Shaping your future: The skills / attributes you need to become a leading CEO

The CEO role is the most crucial position for a successful business. It’s the captain to your ship, the conductor to your orchestra, your leader and face to the public. In an ever-changing world, choosing the right CEO is more important than ever. As the leadership advisory and CEO search firm Egon Zehnder points out, “the Chief Executive role is unique, particularly in the current atmosphere of complexity and volatility”. These uncertain times require a more pragmatic eye for business and a CEO needs to have excellent leadership skills that are regularly reviewed throughout transition periods.

But the task of hiring the right person for the job is difficult. There’s no one-size-fits-all –– it depends on the nature of your business, your goals, and your culture. However, there are a few attributes that are particularly sought after in any CEO. Here we explore four of them.

(Calculated) Risk Taking

Being a Chief Executive is all about decision making and making bold moves at the right time. When faced with an industry change, a good CEO should make a swift decision about how to navigate and work with the changes, rather than ignoring them. These decisions can set the tone for the future of the business, so it’s important to get them right.

That being said, a CEO can’t be careless. The data is still important and taking a risk just for the sake of it is never a good idea. There has to be a balance between agility and thoughtfulness. This also applies to your CEO’s personal career –– a person who chose to help manage a company in bankruptcy possesses skills that are useful even for an incredibly successful business. What’s more,  it shows their willingness to take on challenges and resolve in the face of turmoil.


No one has a magical crystal ball, but a good CEO should be able to predict what is going to happen –– to the business, to the industry, and to the economy. Being able to suss out what’s coming allows the company to take precautions and prepare in advance, as well as lead the wave.

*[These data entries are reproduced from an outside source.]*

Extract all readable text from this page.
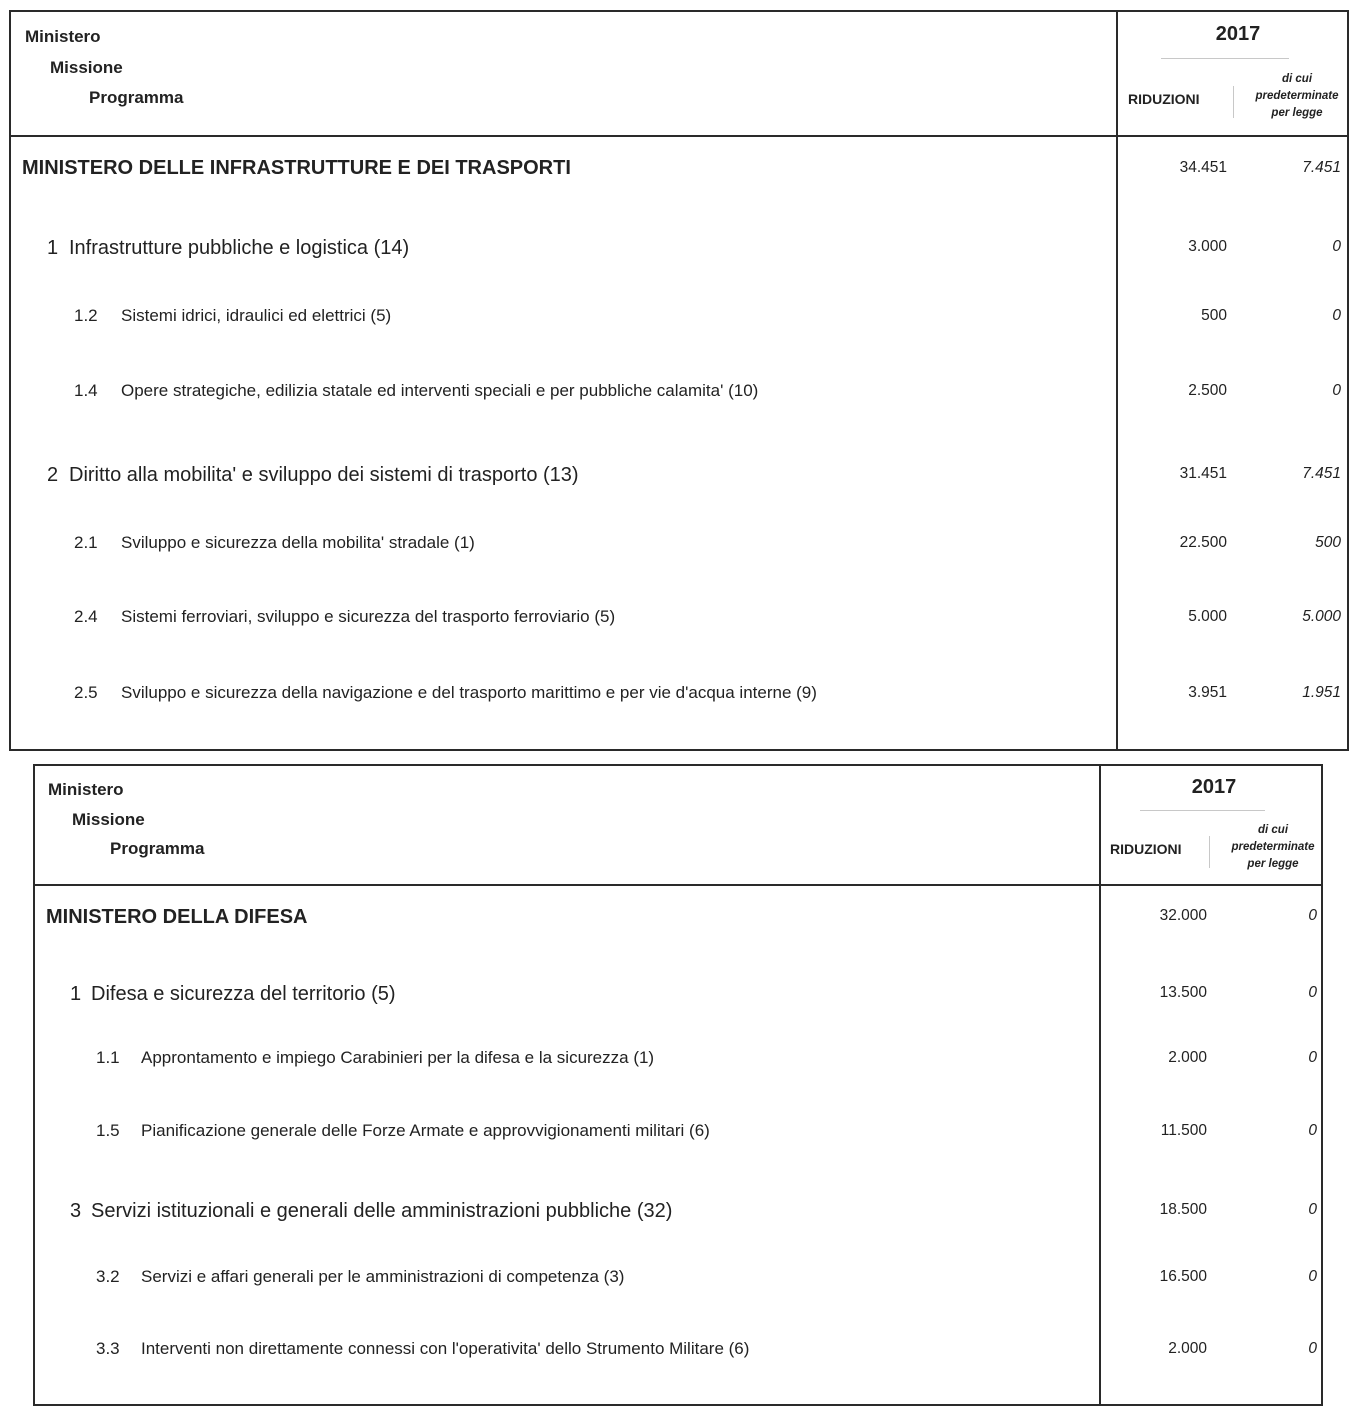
Ministero
Missione
Programma
2017
RIDUZIONI
di cui
predeterminate
per legge
MINISTERO DELLE INFRASTRUTTURE E DEI TRASPORTI	34.451	7.451
1 Infrastrutture pubbliche e logistica (14)	3.000	0
1.2 Sistemi idrici, idraulici ed elettrici (5)	500	0
1.4 Opere strategiche, edilizia statale ed interventi speciali e per pubbliche calamita' (10)	2.500	0
2 Diritto alla mobilita' e sviluppo dei sistemi di trasporto (13)	31.451	7.451
2.1 Sviluppo e sicurezza della mobilita' stradale (1)	22.500	500
2.4 Sistemi ferroviari, sviluppo e sicurezza del trasporto ferroviario (5)	5.000	5.000
2.5 Sviluppo e sicurezza della navigazione e del trasporto marittimo e per vie d'acqua interne (9)	3.951	1.951
Ministero
Missione
Programma
2017
RIDUZIONI
di cui
predeterminate
per legge
MINISTERO DELLA DIFESA	32.000	0
1 Difesa e sicurezza del territorio (5)	13.500	0
1.1 Approntamento e impiego Carabinieri per la difesa e la sicurezza (1)	2.000	0
1.5 Pianificazione generale delle Forze Armate e approvvigionamenti militari (6)	11.500	0
3 Servizi istituzionali e generali delle amministrazioni pubbliche (32)	18.500	0
3.2 Servizi e affari generali per le amministrazioni di competenza (3)	16.500	0
3.3 Interventi non direttamente connessi con l'operativita' dello Strumento Militare (6)	2.000	0
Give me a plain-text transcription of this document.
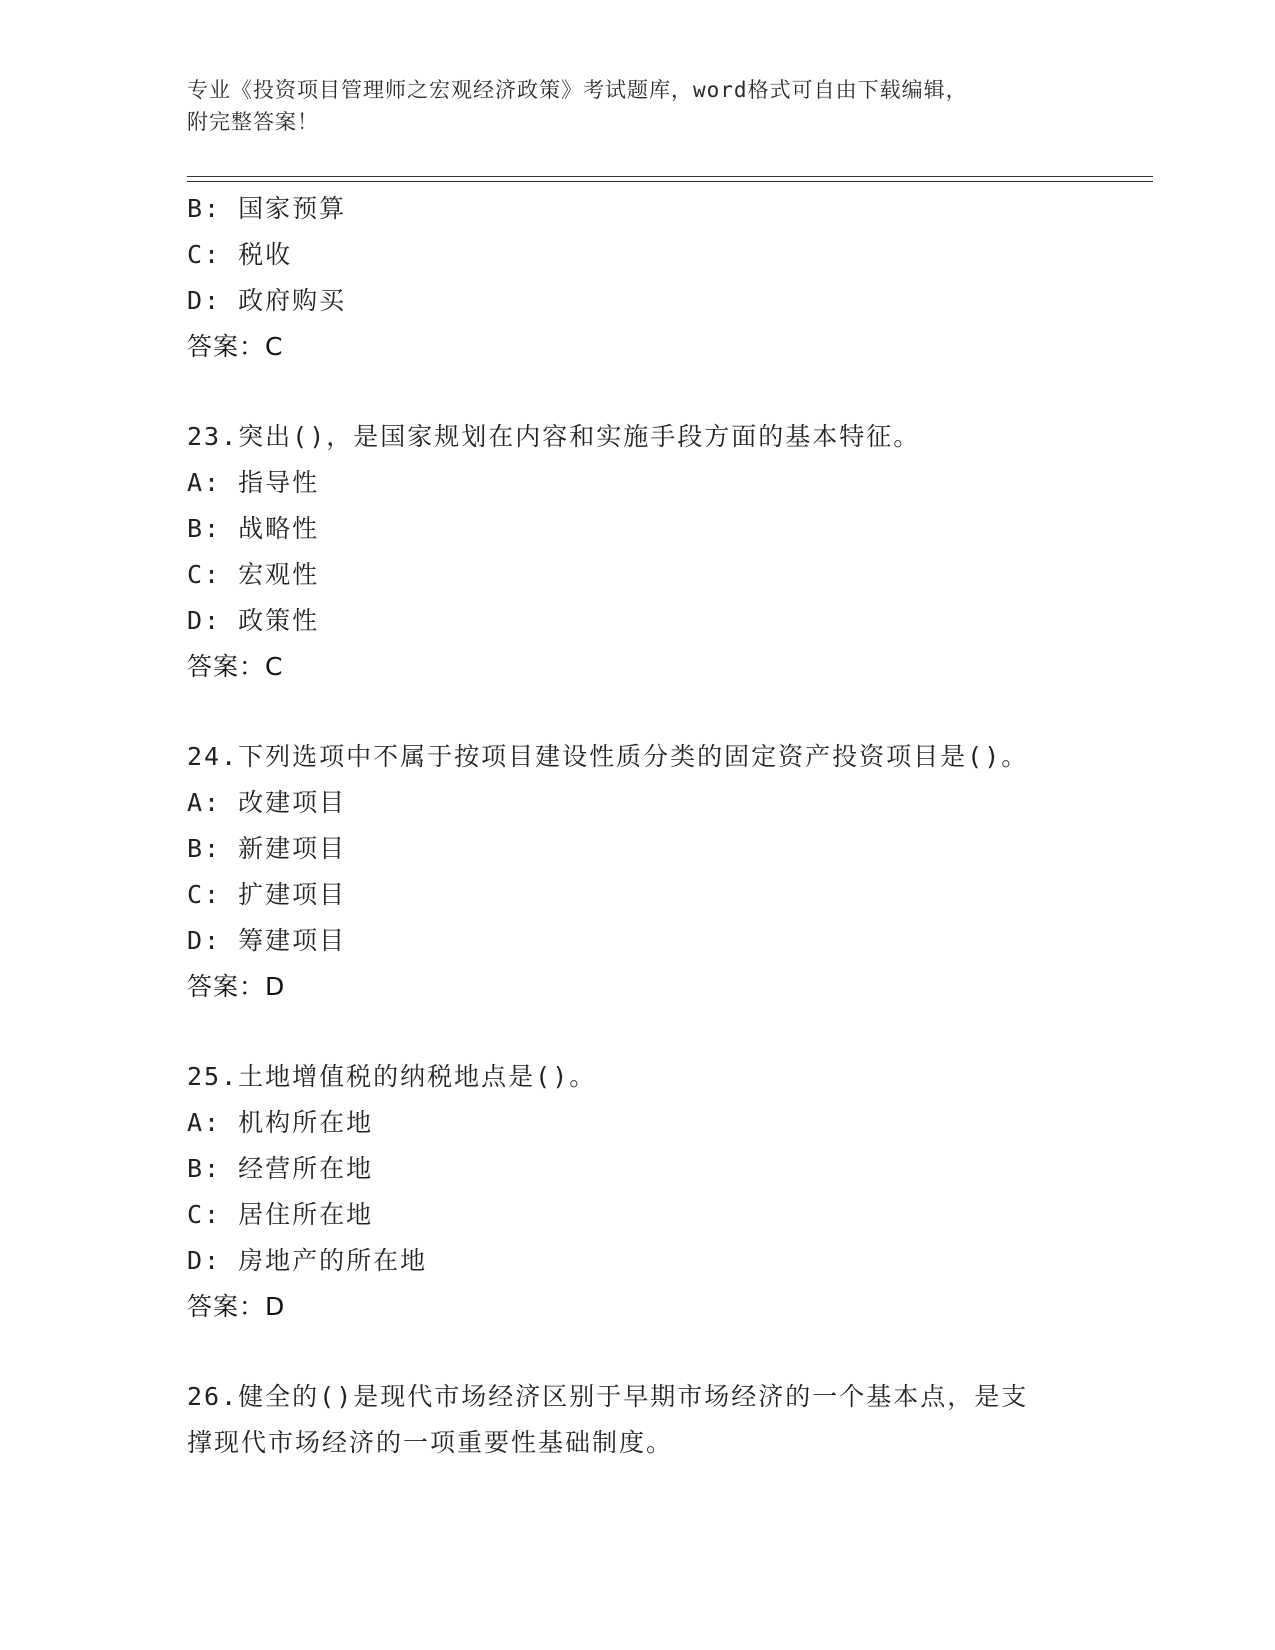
专业《投资项目管理师之宏观经济政策》考试题库，word格式可自由下载编辑，
附完整答案！
B: 国家预算
C: 税收
D: 政府购买
答案：C
23.突出()，是国家规划在内容和实施手段方面的基本特征。
A: 指导性
B: 战略性
C: 宏观性
D: 政策性
答案：C
24.下列选项中不属于按项目建设性质分类的固定资产投资项目是()。
A: 改建项目
B: 新建项目
C: 扩建项目
D: 筹建项目
答案：D
25.土地增值税的纳税地点是()。
A: 机构所在地
B: 经营所在地
C: 居住所在地
D: 房地产的所在地
答案：D
26.健全的()是现代市场经济区别于早期市场经济的一个基本点，是支
撑现代市场经济的一项重要性基础制度。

This quality is particularly significant in a Chief Executive. As the person who is sailing the ship, they navigate through so many different tasks, deal with many stakeholders and need to make decisions that will set the tone for the company in the long-term. Without the ability to make out which way the wind is blowing, they might rule the wrong way. This, of course, doesn’t necessarily mean always getting it right –– just having the wisdom to prepare for the possible, probable and preferable outcomes while being able to discern which one is which.


Foresight is important, but acting on it is just as crucial. In these highly volatile times, CEOs need to be capable of adapting the business to any change, both on the macro and micro levels. COVID-19 was a prime example of this, and we saw strong, adaptable leadership signalling the difference between sinking and rising above the new situation the pandemic has created.

But even before the Coronavirus took our lives by storm, CEOs had to deal with many transformations, such as the digital revolution on the one hand, and the 2008-09 financial crisis on the other. Whether it’s a disaster or a new way of doing business, a successful Chief Executive will embrace it as a way of making a company more indestructible. This also includes internal problems, workplace conflicts, and client disputes.

It’s not just about waiting for something to happen and adjusting to it –– it’s about proactively utilising their foresight and making sure there’s a plan for every scenario. A prosperous CEO will focus on the long-term while also considering the short and medium-terms.


Right now, 38% of the workforce are Millennials and Gen Zers. By 2030, this number is estimated to reach 75%. This may seem like a random factoid, but the reality is that as the makeup of your company changes, the expectations of employees change along with it. For example, Millennials believe that collaboration, flat structures, and positivity are important for both their willingness to stay in a role, but also to produce more work of higher quality. That means your CEO needs to be able to play within a team.

Your business is like a machine, and every cog and bolt are absolutely necessary for its running. A spectacular Chief Executive is one who understands that anyone –– from their fellow C-Suites all the way to the weekend cleaner –– are crucial for the success of their company. It’s about mutual trust and transparency. At the same time, there’s a fine line between decentralised leadership and full democracy, which no business can properly function under. A successful CEO ensures that everyone feels heard, but ultimately manages according to their beliefs.